As you start to take your communications to the next level, it’s more important to understand how your website is used as a tool for your program as well as a means to communicate with customers and your stakeholders.
This means thinking ahead of the audience – whether its your internal team members or external stakeholders – so that the content you deliver can better meet their needs or interests.
An important and easy way to monitor the type of content your audiences are after is by checking on your web traffic daily. Log-in to google analytics and take notes on a few key elements:
Look at your weekly overview and visits each day.
Did your traffic spike yesterday? And did the increase happen because of any program emails or communications efforts like a webinar or an in-person event?
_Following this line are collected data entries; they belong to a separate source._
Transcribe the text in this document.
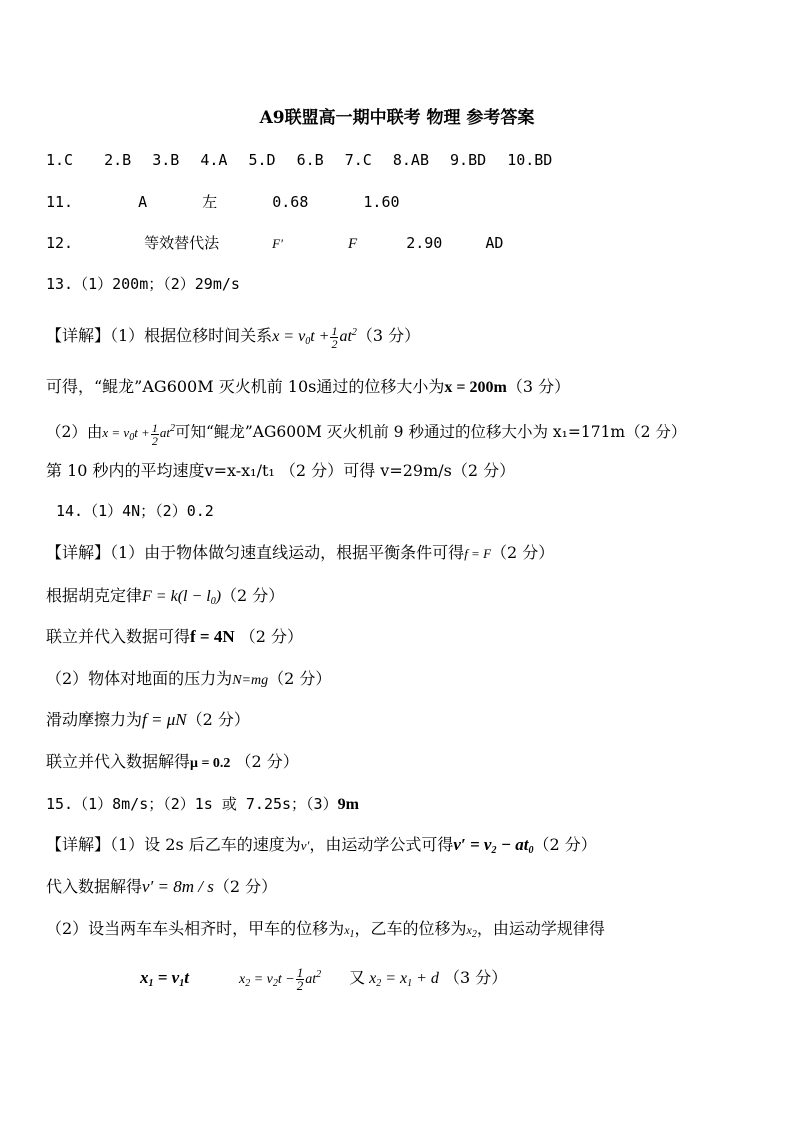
A9联盟高一期中联考 物理 参考答案
1.C 2.B 3.B 4.A 5.D 6.B 7.C 8.AB 9.BD 10.BD
11.	A	左	0.68	1.60
12.	等效替代法	F′	F	2.90	AD
13.（1）200m；（2）29m/s
【详解】（1）根据位移时间关系$x = v_0t + \frac{1}{2} at^2(3$ 分）
可得，“鲲龙”AG600M 灭火机前 10s通过的位移大小为x = 200m（3 分）
（2）由$x = v_0t + \frac{1}{2} at^2$可知“鲲龙”AG600M 灭火机前 9 秒通过的位移大小为 x₁=171m（2 分）
第 10 秒内的平均速度v=x-x₁/t₁ （2 分）可得 v=29m/s（2 分）
14.（1）4N；（2）0.2
【详解】（1）由于物体做匀速直线运动，根据平衡条件可得f = F（2 分）
根据胡克定律$F = k(l - l_0)(2$ 分）
联立并代入数据可得f = 4N （2 分）
（2）物体对地面的压力为N=mg（2 分）
滑动摩擦力为f = μN（2 分）
联立并代入数据解得μ = 0.2 （2 分）
15.（1）8m/s；（2）1s 或 7.25s；（3）9m
【详解】（1）设 2s 后乙车的速度为v′，由运动学公式可得$v' = v_2 - at_0(2$ 分）
代入数据解得v′ = 8m / s（2 分）
（2）设当两车车头相齐时，甲车的位移为$x_1$，乙车的位移为$x_2$，由运动学规律得
$x_1 = v_1t$	$x_2 = v_2t - \frac{1}{2} at^2$ 又 $x_2 = x_1 + d$ （3 分）
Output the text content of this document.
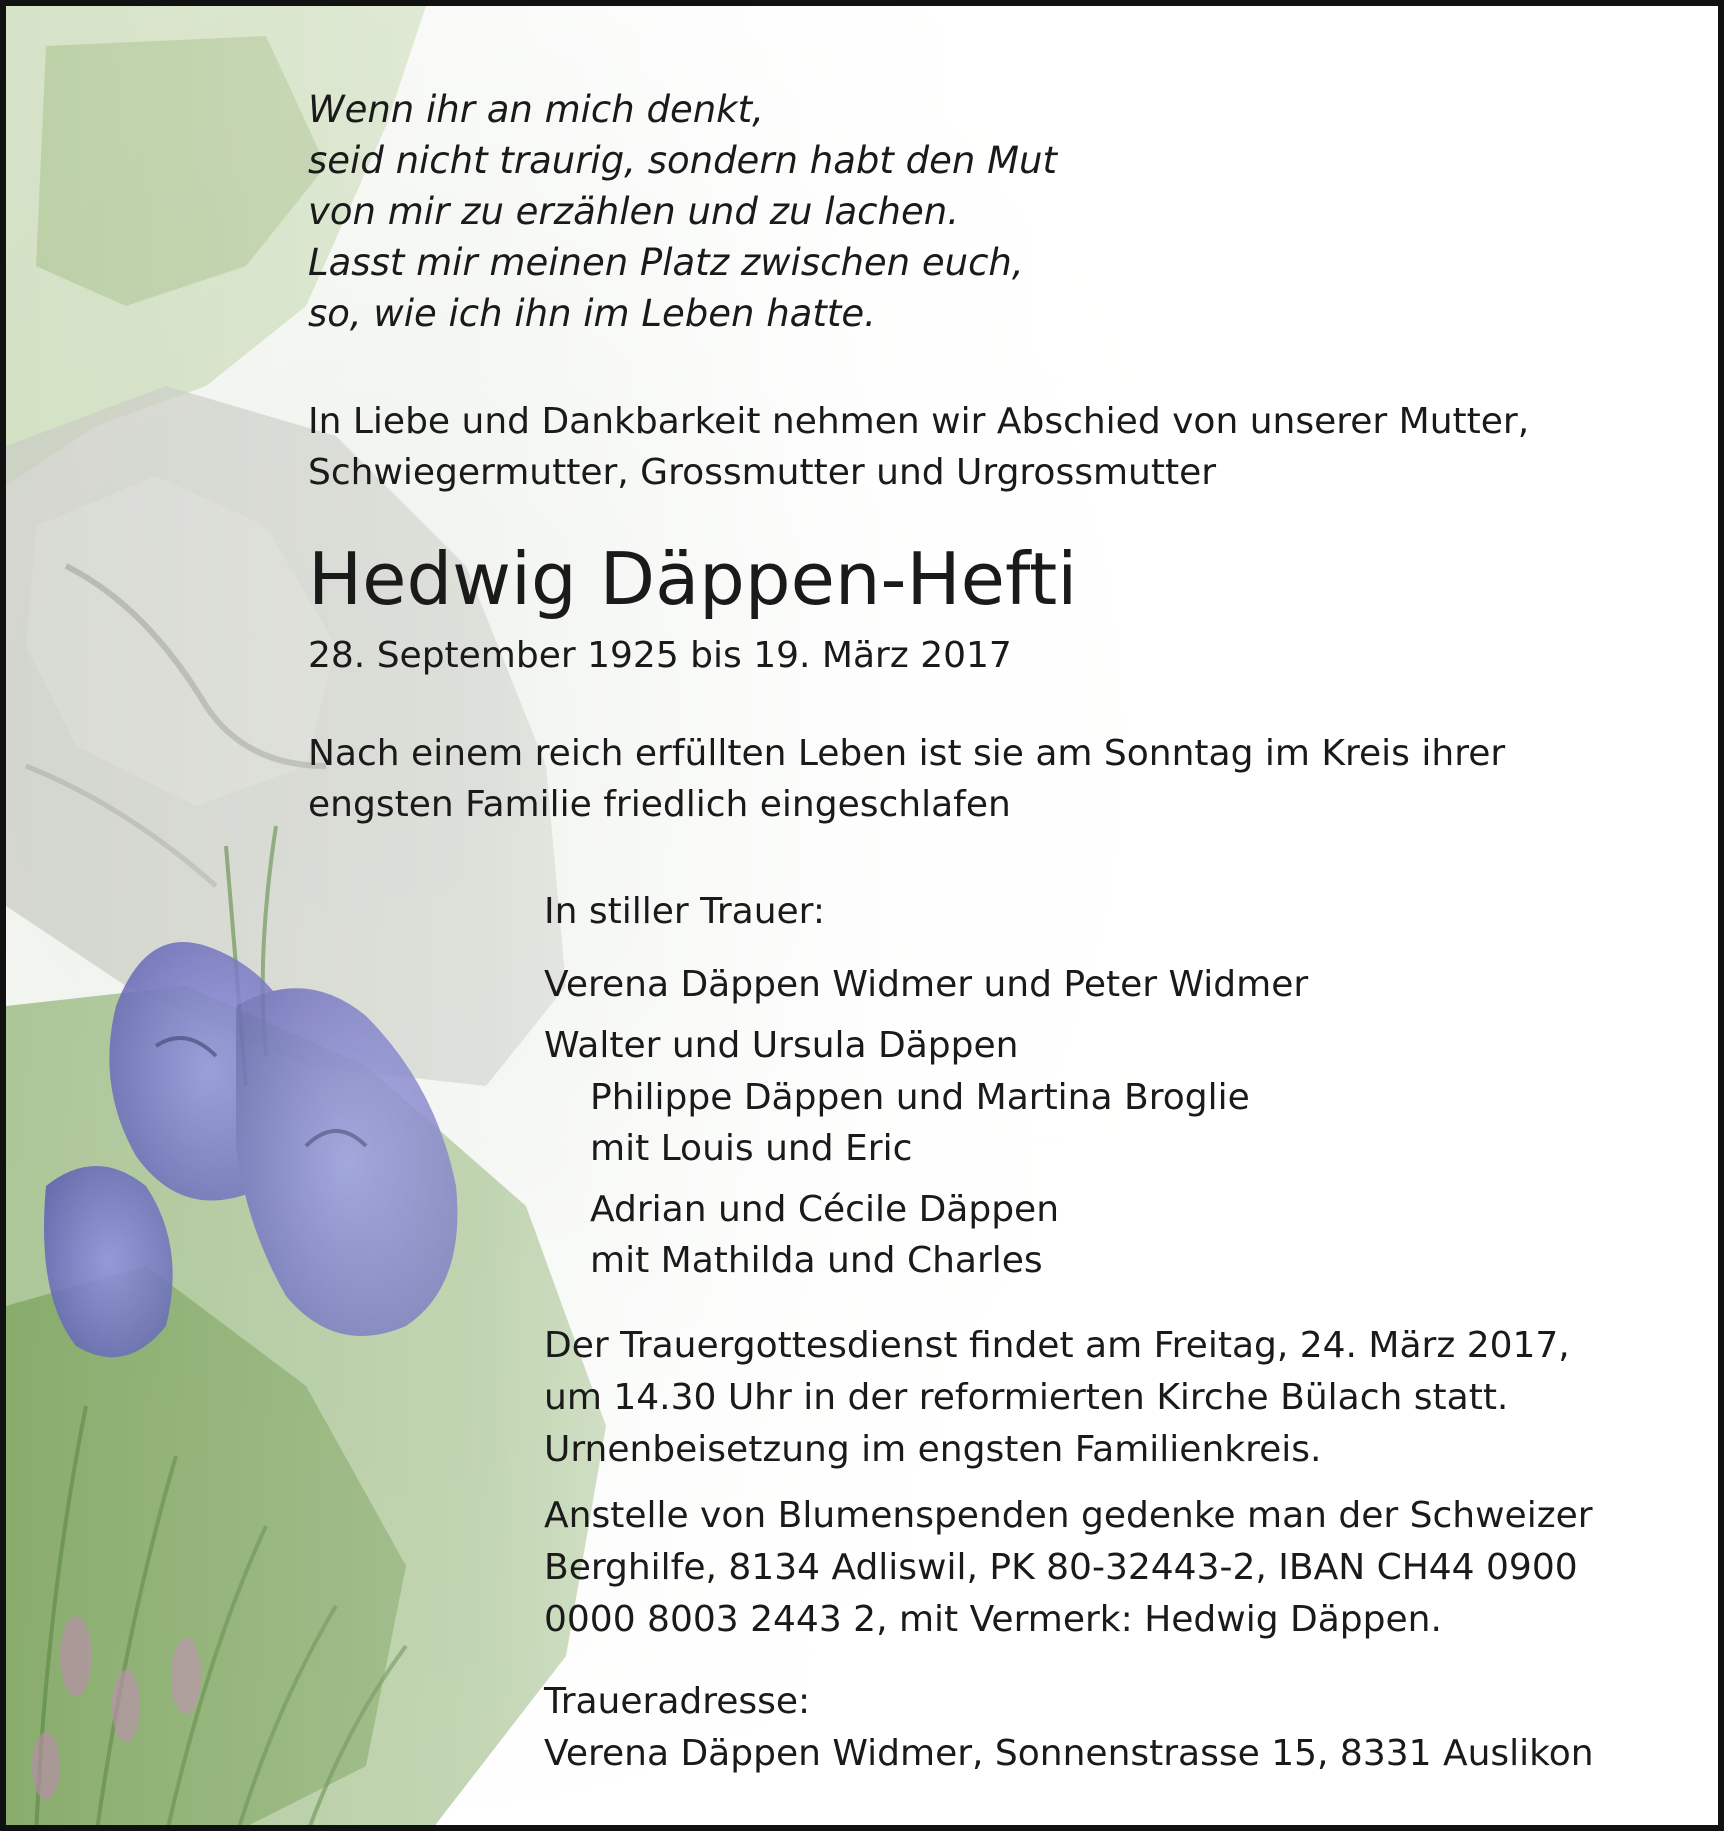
Wenn ihr an mich denkt,
seid nicht traurig, sondern habt den Mut
von mir zu erzählen und zu lachen.
Lasst mir meinen Platz zwischen euch,
so, wie ich ihn im Leben hatte.
In Liebe und Dankbarkeit nehmen wir Abschied von unserer Mutter,
Schwiegermutter, Grossmutter und Urgrossmutter
Hedwig Däppen-Hefti
28. September 1925 bis 19. März 2017
Nach einem reich erfüllten Leben ist sie am Sonntag im Kreis ihrer
engsten Familie friedlich eingeschlafen
In stiller Trauer:
Verena Däppen Widmer und Peter Widmer
Walter und Ursula Däppen
Philippe Däppen und Martina Broglie
mit Louis und Eric
Adrian und Cécile Däppen
mit Mathilda und Charles
Der Trauergottesdienst findet am Freitag, 24. März 2017,
um 14.30 Uhr in der reformierten Kirche Bülach statt.
Urnenbeisetzung im engsten Familienkreis.
Anstelle von Blumenspenden gedenke man der Schweizer
Berghilfe, 8134 Adliswil, PK 80-32443-2, IBAN CH44 0900
0000 8003 2443 2, mit Vermerk: Hedwig Däppen.
Traueradresse:
Verena Däppen Widmer, Sonnenstrasse 15, 8331 Auslikon
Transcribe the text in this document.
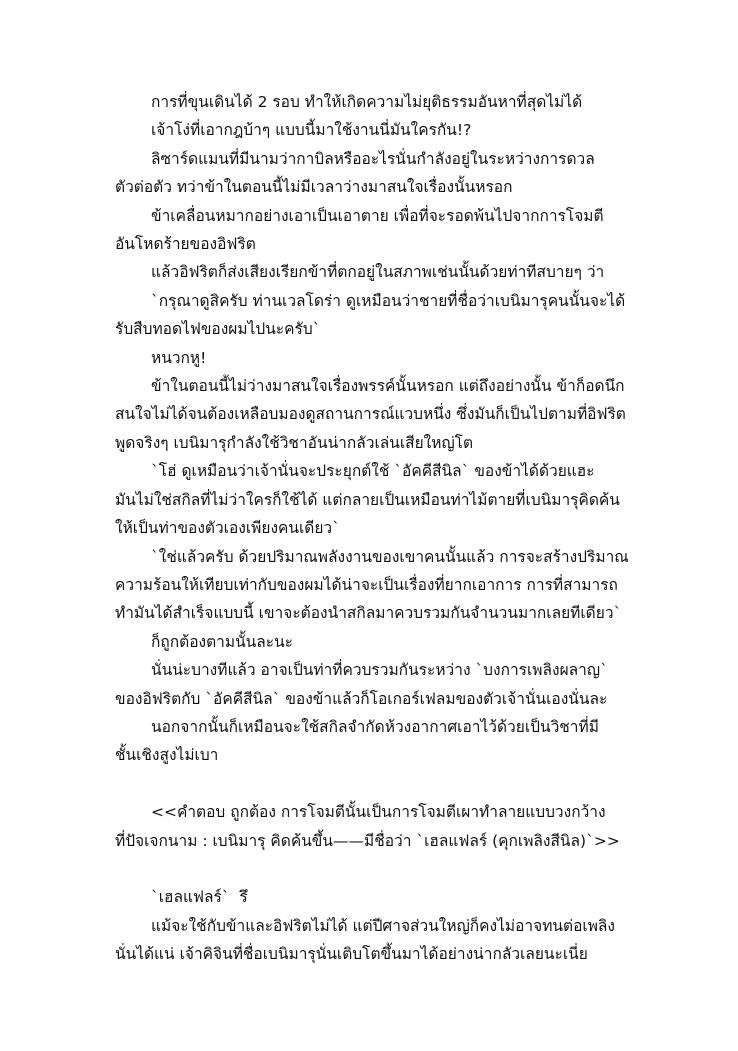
การที่ขุนเดินได้ 2 รอบ ทำให้เกิดความไม่ยุติธรรมอันหาที่สุดไม่ได้

เจ้าโง่ที่เอากฎบ้าๆ แบบนี้มาใช้งานนี่มันใครกัน!?

ลิซาร์ดแมนที่มีนามว่ากาบิลหรืออะไรนั่นกำลังอยู่ในระหว่างการดวล

ตัวต่อตัว ทว่าข้าในตอนนี้ไม่มีเวลาว่างมาสนใจเรื่องนั้นหรอก

ข้าเคลื่อนหมากอย่างเอาเป็นเอาตาย เพื่อที่จะรอดพ้นไปจากการโจมตี

อันโหดร้ายของอิฟริต

แล้วอิฟริตก็ส่งเสียงเรียกข้าที่ตกอยู่ในสภาพเช่นนั้นด้วยท่าทีสบายๆ ว่า

`กรุณาดูสิครับ ท่านเวลโดร่า ดูเหมือนว่าชายที่ชื่อว่าเบนิมารุคนนั้นจะได้

รับสืบทอดไฟของผมไปนะครับ`

หนวกหู!

ข้าในตอนนี้ไม่ว่างมาสนใจเรื่องพรรค์นั้นหรอก แต่ถึงอย่างนั้น ข้าก็อดนึก

สนใจไม่ได้จนต้องเหลือบมองดูสถานการณ์แวบหนึ่ง ซึ่งมันก็เป็นไปตามที่อิฟริต

พูดจริงๆ เบนิมารุกำลังใช้วิชาอันน่ากลัวเล่นเสียใหญ่โต

`โฮ่ ดูเหมือนว่าเจ้านั่นจะประยุกต์ใช้ `อัคคีสีนิล` ของข้าได้ด้วยแฮะ

มันไม่ใช่สกิลที่ไม่ว่าใครก็ใช้ได้ แต่กลายเป็นเหมือนท่าไม้ตายที่เบนิมารุคิดค้น

ให้เป็นท่าของตัวเองเพียงคนเดียว`

`ใช่แล้วครับ ด้วยปริมาณพลังงานของเขาคนนั้นแล้ว การจะสร้างปริมาณ

ความร้อนให้เทียบเท่ากับของผมได้น่าจะเป็นเรื่องที่ยากเอาการ การที่สามารถ

ทำมันได้สำเร็จแบบนี้ เขาจะต้องนำสกิลมาควบรวมกันจำนวนมากเลยทีเดียว`

ก็ถูกต้องตามนั้นละนะ

นั่นน่ะบางทีแล้ว อาจเป็นท่าที่ควบรวมกันระหว่าง `บงการเพลิงผลาญ`

ของอิฟริตกับ `อัคคีสีนิล` ของข้าแล้วก็โอเกอร์เฟลมของตัวเจ้านั่นเองนั่นละ

นอกจากนั้นก็เหมือนจะใช้สกิลจำกัดห้วงอากาศเอาไว้ด้วยเป็นวิชาที่มี

ชั้นเชิงสูงไม่เบา

<<คำตอบ ถูกต้อง การโจมตีนั้นเป็นการโจมตีเผาทำลายแบบวงกว้าง

ที่ปัจเจกนาม : เบนิมารุ คิดค้นขึ้น——มีชื่อว่า `เฮลแฟลร์ (คุกเพลิงสีนิล)`>>

`เฮลแฟลร์`  รึ

แม้จะใช้กับข้าและอิฟริตไม่ได้ แต่ปีศาจส่วนใหญ่ก็คงไม่อาจทนต่อเพลิง

นั่นได้แน่ เจ้าคิจินที่ชื่อเบนิมารุนั่นเติบโตขึ้นมาได้อย่างน่ากลัวเลยนะเนี่ย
One of the best ways to put your finger on the pulse of your web traffic is by checking your analytics when you are sending out email blasts or newsletters. You can easily segment the resources gaining the most popularity while getting a better sense on the type of outreach that gets your audience clicking and downloading, or taking a specific action.
I use a few views to see my overview and visits by day but really like to go to “behavior” then “site content” then “all pages”.
Understand your content and top pages and where the views for these pages are coming from.
Take a close look at your top pages. You can do this in a number of ways – but I like to see top pages under behavior, and when I do this, I opt into as many rows as I can until there are no more rows to show.
With a quick scroll there is often a break in the rows (this is just how I talk about each page and its number of views by the page) and where that break happens, I look above that line to see what is going on. By looking every day, I will notice if new content comes and goes; or if there is always content that is at the top.
This is important to know to understand what is working as well as where you may want to focus more.
Look at the big-picture and how your traffic happens. See if it is direct, a referral or from a social source.
Knowing where your audiences come from will help you build better and more strategic relationships with other companies and help differentiate what you do from your competitors.
So let’s say an organization shares your resource or a link to your site. What else could you be engaging on? And did they share the resource using social media or by linking in a newsletter or on their website.
Get the full picture by moving from the behavior bucket in google analytics into acquisition mode.
Under acquisition, there are a number of ways to dig in. A good place to start is “all traffic” then “referrals”. This shows every website that has linked to yours.
You can also see when the traffic to your site is from your social media outlets, and if there’s a lot then – way to go and power to you! You should keep using this community and get to know more about the posts that work and why, but we can talk about another time.
So if you see the traffic coming in from other sources and you didn’t tell them to post anything – take this awareness of who is talking about you and through what social platforms as data points to make some decisions.
Based on what you learn about who is engaging with what content and by doing so everyday is key to fostering conversations and growing your community.